# winter feeding a TBH



## Michael Bush (Aug 2, 2002)

I've known people who fed regular hives by simply dumping in sugar. I suppose you could put some at the back of the hive. But I just keep an open feeder all winter and when the weather is warm they can feed.


----------



## dmcdonald (Jun 16, 2003)

What do you use for an open feeder?


----------



## Michael Bush (Aug 2, 2002)

I have five, five gallon buckets with floats in them. Less makes for a lot of drowned bees because they get piled on top of each other. Open feeding requires enough space (buckets) that the bees can get to the syrup without drowning each other.

Here's the float:
http://incolor.inetnebr.com/bush/images/BucketFloat.JPG 

I have also put miller feeders out away from the hives and used those for open feeders. But the buckets are by far the easiest and cheapest method I've used.


----------



## Guest (Nov 30, 2004)

Hi David,

There aren't many winter feeding options once the winters are hard and the bees tightly clustered. I have fed standard nucs by dumping sugar on the bottom board and toward the back of the hive.

If the bees can break their cluster, fondant or sugar will work. Once they get accustomed to feeding there, they will even work in during the winter if necessary.

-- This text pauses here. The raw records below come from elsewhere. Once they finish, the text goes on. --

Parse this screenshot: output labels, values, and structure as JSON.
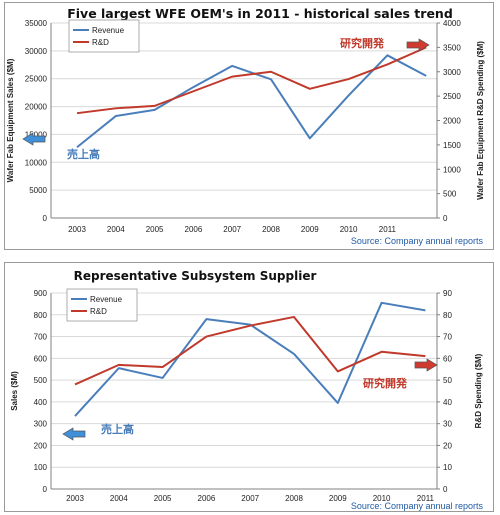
{
  "colors": {
    "revenue": "#4a7ebb",
    "rd": "#c0392b",
    "grid": "#d9d9d9",
    "axis": "#808080",
    "source": "#1f5aa6",
    "arrow_blue": "#3f8fd9",
    "arrow_red": "#d13a2f"
  },
  "chart_data": [
    {
      "type": "line",
      "title": "Five largest WFE OEM's in 2011 - historical sales trend",
      "categories": [
        "2003",
        "2004",
        "2005",
        "2006",
        "2007",
        "2008",
        "2009",
        "2010",
        "2011",
        ""
      ],
      "ylabel": "Wafer Fab Equipment Sales ($M)",
      "ylabel_right": "Wafer Fab Equipment R&D Spending ($M)",
      "ylim": [
        0,
        35000
      ],
      "ylim_right": [
        0,
        4000
      ],
      "yticks": [
        0,
        5000,
        10000,
        15000,
        20000,
        25000,
        30000,
        35000
      ],
      "yticks_right": [
        0,
        500,
        1000,
        1500,
        2000,
        2500,
        3000,
        3500,
        4000
      ],
      "series": [
        {
          "name": "Revenue",
          "axis": "left",
          "values": [
            12700,
            18300,
            19400,
            23500,
            27300,
            24900,
            14300,
            22000,
            29200,
            25500
          ]
        },
        {
          "name": "R&D",
          "axis": "right",
          "values": [
            2150,
            2250,
            2300,
            2600,
            2900,
            3000,
            2650,
            2850,
            3150,
            3500
          ]
        }
      ],
      "grid": true,
      "legend_position": "top-left",
      "annotations": {
        "sales_label": "売上高",
        "rd_label": "研究開発"
      },
      "source": "Source: Company annual reports"
    },
    {
      "type": "line",
      "title": "Representative Subsystem Supplier",
      "categories": [
        "2003",
        "2004",
        "2005",
        "2006",
        "2007",
        "2008",
        "2009",
        "2010",
        "2011"
      ],
      "ylabel": "Sales ($M)",
      "ylabel_right": "R&D Spending ($M)",
      "ylim": [
        0,
        900
      ],
      "ylim_right": [
        0,
        90
      ],
      "yticks": [
        0,
        100,
        200,
        300,
        400,
        500,
        600,
        700,
        800,
        900
      ],
      "yticks_right": [
        0,
        10,
        20,
        30,
        40,
        50,
        60,
        70,
        80,
        90
      ],
      "series": [
        {
          "name": "Revenue",
          "axis": "left",
          "values": [
            335,
            555,
            510,
            780,
            755,
            620,
            395,
            855,
            820
          ]
        },
        {
          "name": "R&D",
          "axis": "right",
          "values": [
            48,
            57,
            56,
            70,
            75,
            79,
            54,
            63,
            61
          ]
        }
      ],
      "grid": true,
      "legend_position": "top-left",
      "annotations": {
        "sales_label": "売上高",
        "rd_label": "研究開発"
      },
      "source": "Source: Company annual reports"
    }
  ]
}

The really good news is that bees don't need much in the way of stores for most of the winter. I have kept hives in an indoor overwintering building and monitored weight loss. Most hives would loose less than 5 lbs/month throughout the winter and some of that weight is bee loss. The real weight losses occur once the bees become active in early spring. And at that time sugar at the rear of the hive would work great.

Regards
Dennis


----------



## MIKI (Aug 15, 2003)

I was so worried that I put a 5 liter can of syrup and a pound of fondant. I recently had a warm day and opened them up and found 90% of the fondant gone with a circle of bees around the rest.

------------------
Procrastination is the assination of inspiration.

Gary


----------